Gaussian integration by parts? How do we integrate this expression
$$\int_{-\infty}^\infty x^2e^{-ax^2}  \,dx$$
Using integration by parts? Whenever I attempt it the two terms just cancel and I'm left with 0, which is not what the answer is supposed to be, and no online source seems to solve this using integration by parts. 
 A: Hint
Consider
$$\int_{-\infty}^\infty x^2e^{-ax^2}  \,dx=-\frac 1 {2a}\int_{-\infty}^\infty x(-2axe^{-ax^2})  \,dx$$
Integrate by part
A: How about just differentiating under the integral sign?

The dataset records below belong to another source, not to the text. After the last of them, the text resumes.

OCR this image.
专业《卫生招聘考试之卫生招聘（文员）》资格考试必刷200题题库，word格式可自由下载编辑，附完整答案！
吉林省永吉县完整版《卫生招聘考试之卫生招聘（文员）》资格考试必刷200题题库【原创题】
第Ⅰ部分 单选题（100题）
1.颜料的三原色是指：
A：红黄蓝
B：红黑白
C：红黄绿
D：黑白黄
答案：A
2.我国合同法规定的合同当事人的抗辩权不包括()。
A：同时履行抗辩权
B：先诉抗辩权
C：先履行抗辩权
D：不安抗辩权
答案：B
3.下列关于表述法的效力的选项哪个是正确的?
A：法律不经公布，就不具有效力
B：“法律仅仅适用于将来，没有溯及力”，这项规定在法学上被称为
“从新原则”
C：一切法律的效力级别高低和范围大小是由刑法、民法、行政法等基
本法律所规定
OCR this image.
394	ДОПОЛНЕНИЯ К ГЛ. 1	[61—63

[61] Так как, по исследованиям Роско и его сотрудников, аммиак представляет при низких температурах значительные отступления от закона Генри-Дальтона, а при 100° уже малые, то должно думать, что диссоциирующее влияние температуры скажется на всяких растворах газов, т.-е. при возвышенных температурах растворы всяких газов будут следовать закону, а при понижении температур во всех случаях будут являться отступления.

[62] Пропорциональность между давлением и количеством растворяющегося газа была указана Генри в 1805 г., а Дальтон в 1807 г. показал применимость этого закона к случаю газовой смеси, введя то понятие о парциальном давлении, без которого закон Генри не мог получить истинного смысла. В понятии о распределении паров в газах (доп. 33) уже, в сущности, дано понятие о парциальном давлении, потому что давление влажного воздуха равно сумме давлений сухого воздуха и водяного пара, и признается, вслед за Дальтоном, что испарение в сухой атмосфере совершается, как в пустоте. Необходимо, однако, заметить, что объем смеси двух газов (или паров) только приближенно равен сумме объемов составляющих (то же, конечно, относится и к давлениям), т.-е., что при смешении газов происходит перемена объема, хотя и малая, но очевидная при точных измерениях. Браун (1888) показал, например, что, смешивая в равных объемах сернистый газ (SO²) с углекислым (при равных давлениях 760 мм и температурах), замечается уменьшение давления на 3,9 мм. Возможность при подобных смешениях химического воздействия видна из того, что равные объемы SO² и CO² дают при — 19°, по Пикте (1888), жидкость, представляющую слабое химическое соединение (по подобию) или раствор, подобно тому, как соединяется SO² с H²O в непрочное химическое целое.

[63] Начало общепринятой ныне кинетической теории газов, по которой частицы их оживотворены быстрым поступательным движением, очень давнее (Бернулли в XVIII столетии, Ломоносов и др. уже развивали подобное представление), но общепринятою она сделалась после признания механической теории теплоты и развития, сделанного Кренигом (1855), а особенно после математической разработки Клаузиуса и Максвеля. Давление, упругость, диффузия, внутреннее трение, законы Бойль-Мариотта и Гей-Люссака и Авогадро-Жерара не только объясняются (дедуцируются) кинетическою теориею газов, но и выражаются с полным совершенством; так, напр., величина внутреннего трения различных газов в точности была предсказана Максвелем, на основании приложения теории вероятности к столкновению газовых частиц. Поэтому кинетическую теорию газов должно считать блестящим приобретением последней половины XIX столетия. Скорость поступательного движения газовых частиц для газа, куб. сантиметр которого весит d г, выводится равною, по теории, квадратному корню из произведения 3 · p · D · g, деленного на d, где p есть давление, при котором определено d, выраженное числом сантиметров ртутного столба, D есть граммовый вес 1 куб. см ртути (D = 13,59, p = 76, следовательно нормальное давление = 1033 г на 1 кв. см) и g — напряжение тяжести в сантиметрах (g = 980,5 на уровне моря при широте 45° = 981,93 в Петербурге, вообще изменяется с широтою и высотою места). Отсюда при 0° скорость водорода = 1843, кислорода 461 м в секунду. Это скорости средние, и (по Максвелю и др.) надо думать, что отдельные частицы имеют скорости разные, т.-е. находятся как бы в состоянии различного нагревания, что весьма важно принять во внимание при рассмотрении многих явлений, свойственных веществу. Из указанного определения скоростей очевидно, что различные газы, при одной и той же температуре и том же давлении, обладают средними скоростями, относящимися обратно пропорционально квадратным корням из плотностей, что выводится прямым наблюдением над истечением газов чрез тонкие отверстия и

$$\int_{-\infty}^{\infty}e^{-ax^{2}}dx=\sqrt{\frac{\pi}{a}}$$
Differentiate both sides w.r.t. $a$ to get:
$$\int_{-\infty}^{\infty}x^{2}e^{-ax^{2}}dx=\frac{\sqrt{\pi}}{2a^{\frac{3}{2}}}$$
A: $$\int_{-\infty}^{\infty} \color{red}x \cdot x e^{-ax^2} {\rm d} x = \Bigg[x \int x e^{-ax^2} {\rm d} x - \int \color{red} 1 \cdot \left( \int x e^{-ax^2} {\rm d} x \right) \Bigg]_{-\infty}^{\infty}  $$
A: $a>0$,
$\begin{align}J&=\int_{-\infty}^\infty x^2e^{-ax^2}  \,dx\\
&=2\int_{0}^\infty x^2e^{-ax^2}  \,dx\\
&=-\frac{1}{a}\Big[x\text{e}^{-ax^2}\Big]_0^{\infty}+\frac{1}{a}\int_0^{\infty}e^{-ax^2}  \,dx\\
&=\frac{1}{a}\int_0^{\infty}e^{-ax^2}  \,dx
\end{align}$
Perform the change of variable $y=\sqrt{a}x$,
$\begin{align}J&=\frac{1}{a^{\frac{3}{2}}}\int_0^{\infty}e^{-y^2}  \,dy\\
&=\boxed{\frac{1}{a^{\frac{3}{2}}}\frac{\sqrt{\pi}}{2}}\end{align}$
A: First, I want to establish that$$\int\limits_0^{\infty}dx\, e^{-ax^2}\color{red}{=\frac 12\sqrt{\frac {\pi}{a}}}$$This can be done by first squaring the expression, using Fubini’s theorem, then changing to polar coordinates$$\begin{align*}I^2(a) & =\int\limits_0^{\infty}\int\limits_0^{\infty}dx\, dy\, e^{-a(x^2+y^2)}\\ & =\int\limits_0^{\pi/2}\int\limits_0^{\infty}dr\, d\theta\, re^{-ar^2}=\frac {\pi}{4a}\end{align*}$$Since replacing $x$ with $-x$ generates the same result, it’s natural to see that$$J(a)=\int\limits_{\mathbb{R}}dx\, e^{-ax^2}\color{blue}{=\sqrt{\frac {\pi}a}}$$Now, differentiate with respect to $a$ gives$$J’(a)=-\int\limits_{\mathbb{R}}dx\, x^2e^{-a x^2}=-\frac {\sqrt{\pi}}{2a^{3/2}}$$So$$\int\limits_{-\infty}^{\infty}dx\, x^2e^{-ax^2}\color{brown}{=\frac 1{2a}\sqrt{\frac {\pi}a}}$$